I had originally wanted a hackintosh, that is to say, a self-made machine running Mac OSX. It's called a hackintosh because Mac OSX will not run on non-apple hardware, so to do it you need to hack the OS a bit. But ultimately, my friend and some of my online research convinced me that it's too finicky for me to try and have as my primary machine. So instead I've gone with a Windows/Linux dualboot system. It's just been so fun tinkering with it and making things work and smoothing out all the wrinkles that I hadn't put aside the time to write my posts for the week. Shame on me. But I've learned a lot about the workings of my computer, the ins and outs of the software and hardware... just as I had hoped I would.

But the biggest lesson of all has been about Maximizing versus Satisficing. It's something we talked about in class a bit last year, so not completely unrelated to library school. The basic idea is that when ever you're doing something or making a choice, you can be a maximizer or satisficer.

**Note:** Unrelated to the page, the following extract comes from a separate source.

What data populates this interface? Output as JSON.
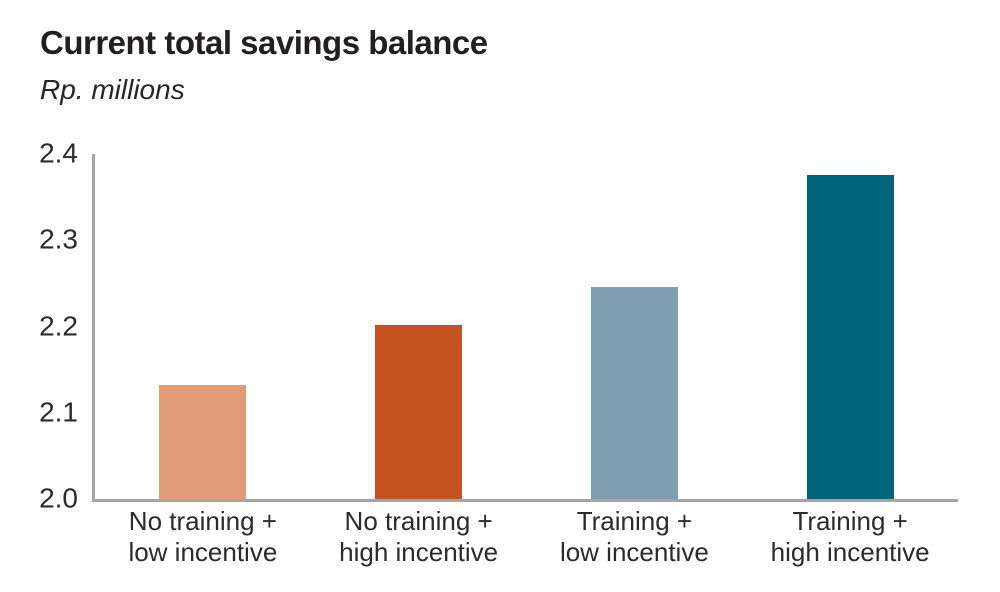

Maximizers try to achieve some absolute objective ideal of "The Best" that doesn't really exist and isn't achievable. While Satisficers try to achieve their own subjective ideal of "Best for Them".

So bringing this thought to the computer I've built, today I was trying to finally make my decision about which distribution of Linux I should install. Now for those uninitiated into the bizarre world of online discussion, the best way to start a fight in a group Linux-minded people is to ask which distribution is "The Best". "Ubuntu!" goes the cry. "No, Debian!" shouts another. "No, OpenSUSE!" says another still. And the argument goes in circles as they debate about what file structure is most efficient or which one is too mainstream.

As someone who is very much a maximizer trying desperately to curb those inclinations, I have spent more time than I care to admit poking about and reading online trying to decide which distribution I should use. When finally, I realized...

Lesson 103: It doesn't actually matter which is "Best"; which one do I want

Which one is going to be easiest for me to use? Which will be the least hassle for me and what I want to do on the machine? Which am I going to have and find the most support in? These are the questions that are going to get me the best experience in the long run.

It reminds me of one of my nights at a pub while I was back in Ontario. I ordered a Rickard's White and one of the guys I was with was just absolutely appalled and started giving me a hard time because it's "such a bad beer". I just couldn't understand why my choice in beer was causing him such obvious offence. I wasn't forcing him to drink it. By ordering it I wasn't stamping it with the Veronica Seal of Approval and declaring it "The Best Beer to Have Ever Been Brewed By Mortal Hands". It's just that of the options given, it was what I most felt like drinking.

On the whole, I think I've been much too governed by that kind of thinking; that my every choice has to be the objective best and absolutely defensible one. Why shouldn't I just be happy and satisfied choosing what I want for myself? Maybe it'll turn out that there was a better, more perfect choice I could have made, but that shouldn't make me any less happy.